Characterization of the population of pregnant women attending a mental health service
Keywords:mental health, perinatal care, pregnancy, psychopathology
Introduction: Psychopathological symptoms are common during pregnancy and their detection and referral to specialized care is often suboptimal. The aim of this study was to perform a descriptive analysis of sociodemographic, mental health, and obstetric features of a population of pregnant women followed at Psychiatry consultation.
Methodology: This was a cross-sectional, descriptive study of women followed both at Gynecology/Obstetrics and Psychiatry consultations of Hospital Prof. Doutor Fernando Fonseca between 2014 and 2016. A total of 76 women were included, for whom pre-defined features associated in the literature with risk of developing psychopathological symptoms during pregnancy were collected.

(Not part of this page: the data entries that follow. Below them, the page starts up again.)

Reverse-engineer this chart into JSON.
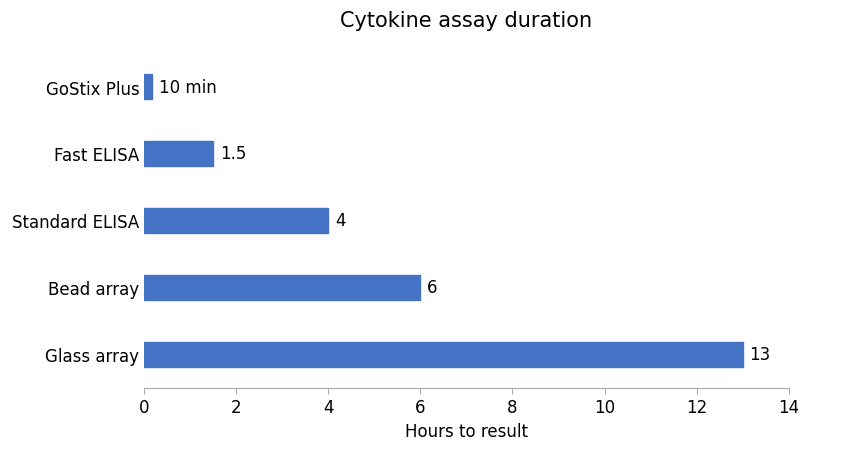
{
  "title": "Cytokine assay duration",
  "xlabel": "Hours to result",
  "categories": [
    "Glass array",
    "Bead array",
    "Standard ELISA",
    "Fast ELISA",
    "GoStix Plus"
  ],
  "values": [
    13,
    6,
    4,
    1.5,
    0.167
  ],
  "labels": [
    "13",
    "6",
    "4",
    "1.5",
    "10 min"
  ],
  "bar_color": "#4472c4",
  "xlim": [
    0,
    14
  ],
  "xticks": [
    0,
    2,
    4,
    6,
    8,
    10,
    12,
    14
  ],
  "title_fontsize": 15,
  "label_fontsize": 12,
  "tick_fontsize": 12,
  "bar_height": 0.38,
  "background_color": "#ffffff",
  "figwidth": 8.48,
  "figheight": 4.52
}
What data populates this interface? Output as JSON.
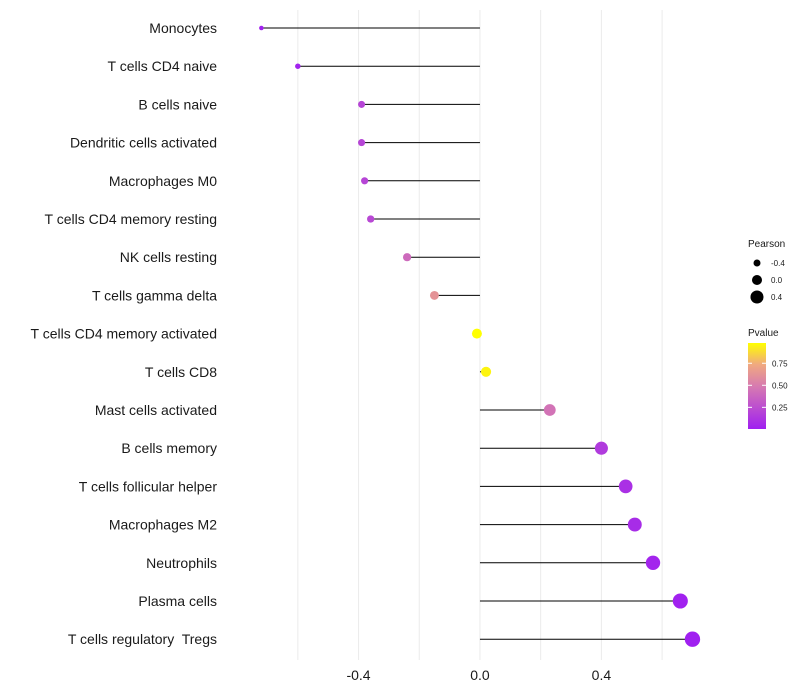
{
  "chart_data": {
    "type": "lollipop",
    "categories": [
      "Monocytes",
      "T cells CD4 naive",
      "B cells naive",
      "Dendritic cells activated",
      "Macrophages M0",
      "T cells CD4 memory resting",
      "NK cells resting",
      "T cells gamma delta",
      "T cells CD4 memory activated",
      "T cells CD8",
      "Mast cells activated",
      "B cells memory",
      "T cells follicular helper",
      "Macrophages M2",
      "Neutrophils",
      "Plasma cells",
      "T cells regulatory  Tregs"
    ],
    "pearson": [
      -0.72,
      -0.6,
      -0.39,
      -0.39,
      -0.38,
      -0.36,
      -0.24,
      -0.15,
      -0.01,
      0.02,
      0.23,
      0.4,
      0.48,
      0.51,
      0.57,
      0.66,
      0.7
    ],
    "pvalue": [
      0.01,
      0.02,
      0.2,
      0.2,
      0.2,
      0.22,
      0.4,
      0.62,
      0.98,
      0.95,
      0.45,
      0.15,
      0.09,
      0.07,
      0.03,
      0.01,
      0.004
    ],
    "xticks": [
      -0.4,
      0.0,
      0.4
    ],
    "xtick_labels": [
      "-0.4",
      "0.0",
      "0.4"
    ],
    "xlim": [
      -0.83,
      0.85
    ],
    "size_legend": {
      "title": "Pearson",
      "values": [
        -0.4,
        0.0,
        0.4
      ],
      "labels": [
        "-0.4",
        "0.0",
        "0.4"
      ]
    },
    "color_legend": {
      "title": "Pvalue",
      "ticks": [
        0.75,
        0.5,
        0.25
      ],
      "labels": [
        "0.75",
        "0.50",
        "0.25"
      ],
      "range": [
        0.004,
        0.98
      ],
      "low_color": "#A020F0",
      "high_color": "#FFFF00"
    }
  }
}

Results and Discussion: Risk factors identified in the development of depressive symptoms included absence of an affective relationship during pregnancy (n=11; 14.5%), being first-generation immigrant (n=17; 22.4%), and substance use before (n=18; 23.7%) or during (n=10; 13.1%) pregnancy. Sample was divided into women with previous Psychiatry follow-up who became pregnant (n=44; 57.9%) and women referred to Psychiatry consultation during pregnancy (n=32; 42.1%). In the second group, 18.8% (n=6) of referrals were from primary health care, being relevant to understand whether this represents an under-referral.
Prescription of 21 risk category D drugs was identified, alerting to the need of caution in pharmacological prescription and of considering non-pharmacological options (e.g., cognitive-behavioral therapy) for management of these cases.
Conclusions: Risk factors identified in this study represent an opportunity to optimize clinical practice and improve these patients’ follow-up.